Ai revisori viene infatti attribuita una funzione completamente nuova rispetto il precedente collegio: la collaborazione con il consiglio nella sua funzione di controllo e di indirizzo, che implica una costante partecipazione all’attività gestionale. Anche nella gestione finanziaria degli enti l’intervento dei revisori non è più limitato al consuntivo: ad essi rompete anche la vigilanza sulla regolarità contabile e finanziaria nel suo complesso.
La funzione dei revisori nella procedura di approvazione del conto consuntivo non è più limitata al conto del tesoriere ma viene ampliata prevedendo da parte loro la redazione di una relazione con cui attestano la corrispondenza del rendiconto alle risultanze della gestione; in questa relazione esprimono rilievi e proposte tendenti a conseguire una migliore efficienza, produttività ed economicità della gestione.

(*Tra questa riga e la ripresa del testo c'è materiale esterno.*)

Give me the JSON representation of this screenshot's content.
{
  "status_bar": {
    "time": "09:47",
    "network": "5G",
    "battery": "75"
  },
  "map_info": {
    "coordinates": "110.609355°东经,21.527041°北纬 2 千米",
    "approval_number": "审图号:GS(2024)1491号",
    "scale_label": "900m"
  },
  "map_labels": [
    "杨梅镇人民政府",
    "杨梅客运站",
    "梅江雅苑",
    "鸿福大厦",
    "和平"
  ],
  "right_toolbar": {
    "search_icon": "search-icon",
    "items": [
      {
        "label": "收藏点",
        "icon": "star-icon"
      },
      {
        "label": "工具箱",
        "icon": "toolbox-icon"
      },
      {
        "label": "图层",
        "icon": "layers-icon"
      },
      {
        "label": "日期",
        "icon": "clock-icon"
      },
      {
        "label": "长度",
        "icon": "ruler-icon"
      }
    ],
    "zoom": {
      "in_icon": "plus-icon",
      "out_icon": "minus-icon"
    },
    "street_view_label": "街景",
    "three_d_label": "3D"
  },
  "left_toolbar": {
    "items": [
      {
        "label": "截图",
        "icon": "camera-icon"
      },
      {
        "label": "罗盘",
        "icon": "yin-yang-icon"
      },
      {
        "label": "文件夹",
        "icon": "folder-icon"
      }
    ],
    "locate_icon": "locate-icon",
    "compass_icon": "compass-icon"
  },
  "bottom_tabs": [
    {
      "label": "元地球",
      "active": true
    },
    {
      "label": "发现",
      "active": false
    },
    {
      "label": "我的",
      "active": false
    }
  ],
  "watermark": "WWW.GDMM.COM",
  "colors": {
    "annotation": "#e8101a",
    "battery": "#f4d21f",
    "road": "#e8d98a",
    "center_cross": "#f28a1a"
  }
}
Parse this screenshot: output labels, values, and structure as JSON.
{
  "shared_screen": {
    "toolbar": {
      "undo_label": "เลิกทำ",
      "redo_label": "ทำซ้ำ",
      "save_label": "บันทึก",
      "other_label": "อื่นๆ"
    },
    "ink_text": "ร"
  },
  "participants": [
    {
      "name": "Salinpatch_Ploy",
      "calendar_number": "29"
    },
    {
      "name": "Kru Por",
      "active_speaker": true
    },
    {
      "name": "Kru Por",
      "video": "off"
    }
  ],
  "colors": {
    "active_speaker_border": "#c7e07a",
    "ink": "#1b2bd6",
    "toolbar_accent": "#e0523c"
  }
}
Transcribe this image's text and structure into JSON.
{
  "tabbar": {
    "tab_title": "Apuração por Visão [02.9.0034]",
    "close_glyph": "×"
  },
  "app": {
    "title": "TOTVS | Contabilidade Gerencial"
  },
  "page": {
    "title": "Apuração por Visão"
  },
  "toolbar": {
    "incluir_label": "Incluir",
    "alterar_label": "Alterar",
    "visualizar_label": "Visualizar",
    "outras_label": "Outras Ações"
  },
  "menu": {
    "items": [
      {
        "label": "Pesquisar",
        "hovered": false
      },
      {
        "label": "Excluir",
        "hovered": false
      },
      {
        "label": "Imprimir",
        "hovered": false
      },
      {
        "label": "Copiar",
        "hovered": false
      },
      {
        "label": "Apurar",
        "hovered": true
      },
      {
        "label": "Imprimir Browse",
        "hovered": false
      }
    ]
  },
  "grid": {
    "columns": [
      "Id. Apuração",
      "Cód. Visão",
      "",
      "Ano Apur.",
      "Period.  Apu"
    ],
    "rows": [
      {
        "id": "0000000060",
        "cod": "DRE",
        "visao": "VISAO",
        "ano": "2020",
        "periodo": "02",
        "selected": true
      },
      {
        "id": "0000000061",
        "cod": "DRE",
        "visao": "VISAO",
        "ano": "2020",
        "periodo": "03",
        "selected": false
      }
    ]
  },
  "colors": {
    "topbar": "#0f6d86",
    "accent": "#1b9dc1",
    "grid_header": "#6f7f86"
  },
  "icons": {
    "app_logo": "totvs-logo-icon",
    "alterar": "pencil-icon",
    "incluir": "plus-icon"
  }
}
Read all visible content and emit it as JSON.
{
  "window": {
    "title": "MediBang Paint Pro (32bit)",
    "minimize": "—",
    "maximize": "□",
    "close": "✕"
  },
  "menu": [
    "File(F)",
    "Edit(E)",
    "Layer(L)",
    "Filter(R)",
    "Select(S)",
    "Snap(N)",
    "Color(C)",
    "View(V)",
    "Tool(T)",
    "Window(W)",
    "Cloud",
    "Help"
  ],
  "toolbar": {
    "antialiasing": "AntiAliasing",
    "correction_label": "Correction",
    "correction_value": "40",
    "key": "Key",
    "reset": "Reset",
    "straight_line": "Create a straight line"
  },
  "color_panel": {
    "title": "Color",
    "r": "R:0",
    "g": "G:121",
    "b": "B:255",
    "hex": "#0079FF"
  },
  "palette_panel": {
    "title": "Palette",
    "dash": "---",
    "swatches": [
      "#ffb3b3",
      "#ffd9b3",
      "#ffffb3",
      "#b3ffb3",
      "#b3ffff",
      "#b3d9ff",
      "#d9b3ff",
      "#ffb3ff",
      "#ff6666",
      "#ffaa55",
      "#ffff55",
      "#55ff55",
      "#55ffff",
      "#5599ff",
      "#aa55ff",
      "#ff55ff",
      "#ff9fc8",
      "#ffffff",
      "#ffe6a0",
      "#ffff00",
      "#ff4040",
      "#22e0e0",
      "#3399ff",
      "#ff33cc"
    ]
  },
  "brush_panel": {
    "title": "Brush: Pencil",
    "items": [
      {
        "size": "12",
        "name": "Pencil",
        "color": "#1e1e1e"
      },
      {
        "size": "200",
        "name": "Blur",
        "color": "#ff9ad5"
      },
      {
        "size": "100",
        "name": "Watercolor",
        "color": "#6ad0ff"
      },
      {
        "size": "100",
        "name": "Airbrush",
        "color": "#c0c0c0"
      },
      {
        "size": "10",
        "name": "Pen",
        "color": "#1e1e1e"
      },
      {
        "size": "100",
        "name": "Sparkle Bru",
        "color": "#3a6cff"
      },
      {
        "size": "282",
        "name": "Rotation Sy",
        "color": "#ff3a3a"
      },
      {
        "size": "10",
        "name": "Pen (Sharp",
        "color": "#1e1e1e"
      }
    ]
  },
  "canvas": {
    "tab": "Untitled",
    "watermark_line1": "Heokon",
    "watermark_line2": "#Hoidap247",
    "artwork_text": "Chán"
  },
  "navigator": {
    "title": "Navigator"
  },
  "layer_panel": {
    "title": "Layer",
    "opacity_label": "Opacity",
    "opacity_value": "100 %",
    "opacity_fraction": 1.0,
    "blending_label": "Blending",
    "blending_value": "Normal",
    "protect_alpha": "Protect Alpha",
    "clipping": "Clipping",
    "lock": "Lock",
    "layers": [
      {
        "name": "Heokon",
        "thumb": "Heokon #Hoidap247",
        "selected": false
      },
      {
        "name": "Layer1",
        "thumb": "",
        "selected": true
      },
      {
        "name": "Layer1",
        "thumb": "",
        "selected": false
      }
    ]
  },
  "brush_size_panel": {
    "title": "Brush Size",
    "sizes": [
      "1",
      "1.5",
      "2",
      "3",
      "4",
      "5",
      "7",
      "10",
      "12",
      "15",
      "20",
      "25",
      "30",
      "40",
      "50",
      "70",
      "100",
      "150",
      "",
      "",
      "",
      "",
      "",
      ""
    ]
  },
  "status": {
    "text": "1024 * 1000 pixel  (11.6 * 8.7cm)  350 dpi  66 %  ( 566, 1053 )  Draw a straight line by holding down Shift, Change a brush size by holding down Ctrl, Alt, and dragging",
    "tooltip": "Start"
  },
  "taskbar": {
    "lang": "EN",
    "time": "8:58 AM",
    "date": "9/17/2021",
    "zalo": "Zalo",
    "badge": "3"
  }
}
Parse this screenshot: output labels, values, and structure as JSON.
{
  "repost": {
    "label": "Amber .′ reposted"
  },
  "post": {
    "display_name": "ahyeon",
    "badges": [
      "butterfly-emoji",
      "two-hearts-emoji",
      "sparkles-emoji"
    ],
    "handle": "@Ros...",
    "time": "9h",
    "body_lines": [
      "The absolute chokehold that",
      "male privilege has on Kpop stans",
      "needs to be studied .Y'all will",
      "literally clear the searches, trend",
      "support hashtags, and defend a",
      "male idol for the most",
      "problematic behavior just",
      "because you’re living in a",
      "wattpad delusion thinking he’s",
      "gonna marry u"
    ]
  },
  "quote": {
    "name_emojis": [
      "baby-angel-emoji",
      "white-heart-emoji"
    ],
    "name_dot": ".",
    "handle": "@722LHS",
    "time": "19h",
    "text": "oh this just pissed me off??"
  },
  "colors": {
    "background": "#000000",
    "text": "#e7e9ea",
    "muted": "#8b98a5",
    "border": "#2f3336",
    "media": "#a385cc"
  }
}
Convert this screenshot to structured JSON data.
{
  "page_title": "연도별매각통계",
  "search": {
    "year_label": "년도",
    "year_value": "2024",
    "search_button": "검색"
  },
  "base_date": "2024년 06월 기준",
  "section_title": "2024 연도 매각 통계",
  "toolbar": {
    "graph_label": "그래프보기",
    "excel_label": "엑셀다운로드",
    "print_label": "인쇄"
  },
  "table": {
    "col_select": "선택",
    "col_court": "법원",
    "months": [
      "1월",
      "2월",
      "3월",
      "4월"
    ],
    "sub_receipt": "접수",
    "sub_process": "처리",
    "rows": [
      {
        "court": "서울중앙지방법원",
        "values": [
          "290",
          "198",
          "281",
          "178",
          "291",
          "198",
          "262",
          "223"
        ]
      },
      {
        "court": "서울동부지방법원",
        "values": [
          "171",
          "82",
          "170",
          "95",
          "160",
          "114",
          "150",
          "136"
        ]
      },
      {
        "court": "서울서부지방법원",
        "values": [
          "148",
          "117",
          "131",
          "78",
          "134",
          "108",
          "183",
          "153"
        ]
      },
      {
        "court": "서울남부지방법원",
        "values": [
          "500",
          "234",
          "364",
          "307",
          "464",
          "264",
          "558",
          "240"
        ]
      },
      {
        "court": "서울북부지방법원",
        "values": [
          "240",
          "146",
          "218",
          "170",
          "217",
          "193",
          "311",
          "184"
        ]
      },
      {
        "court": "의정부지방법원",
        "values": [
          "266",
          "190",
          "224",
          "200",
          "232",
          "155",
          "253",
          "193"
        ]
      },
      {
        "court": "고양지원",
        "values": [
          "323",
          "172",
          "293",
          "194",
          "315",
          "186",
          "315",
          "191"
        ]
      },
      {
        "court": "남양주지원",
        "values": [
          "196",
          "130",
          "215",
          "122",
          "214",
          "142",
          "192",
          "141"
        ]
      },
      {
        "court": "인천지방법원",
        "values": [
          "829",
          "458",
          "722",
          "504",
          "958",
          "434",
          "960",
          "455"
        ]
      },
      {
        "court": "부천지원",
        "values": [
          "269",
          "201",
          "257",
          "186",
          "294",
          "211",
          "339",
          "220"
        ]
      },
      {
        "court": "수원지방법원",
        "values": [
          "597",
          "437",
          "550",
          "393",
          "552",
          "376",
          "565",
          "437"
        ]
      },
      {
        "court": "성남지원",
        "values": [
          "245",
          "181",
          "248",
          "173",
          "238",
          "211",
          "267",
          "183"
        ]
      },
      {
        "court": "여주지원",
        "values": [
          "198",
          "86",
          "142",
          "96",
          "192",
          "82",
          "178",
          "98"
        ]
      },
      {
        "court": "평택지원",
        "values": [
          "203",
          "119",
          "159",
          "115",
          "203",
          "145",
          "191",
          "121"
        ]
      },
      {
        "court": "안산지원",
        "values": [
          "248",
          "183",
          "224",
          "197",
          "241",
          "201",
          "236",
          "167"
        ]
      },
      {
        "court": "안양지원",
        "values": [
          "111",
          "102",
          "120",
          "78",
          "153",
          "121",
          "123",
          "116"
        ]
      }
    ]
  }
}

La figura dei revisori si inserisce nella filosofia di una riduzione sostanziale dei controlli esterni di legittimità sugli atti non fondamentali dell’ente, controlli che vengono nella sostanza sostituiti dai pareri previsti dall’art. 53 della legge 142. Questi pareri si configurano come una manifestazione di conoscenza sulla regolarità dell’atto. In questa prospettiva di un più sostanziale controllo, il legislatore ha voluto che gli atti fondamentali dell’ente venissero integrati da un parere professionale emesso da un organo a cui è attribuita la vigilanza sull’intera gestione dell’ente.
I revisori possono essere coinvolti nell’attivazione di forme di controllo interno di gestione, la cui previsione può essere inserita nello statuto in base al disposto dell’art. 57 ultimo comma: il legislatore lascia chiaramente trasparire che il collegio dei revisori oltre a formulare proposte per ottenere una maggior economicità, efficienza e produttività della gestione possa svolgere anche vere forme di controllo economico di gestione per meglio collaborare con il consiglio, cui istituzionalmente compete il controllo di gestione.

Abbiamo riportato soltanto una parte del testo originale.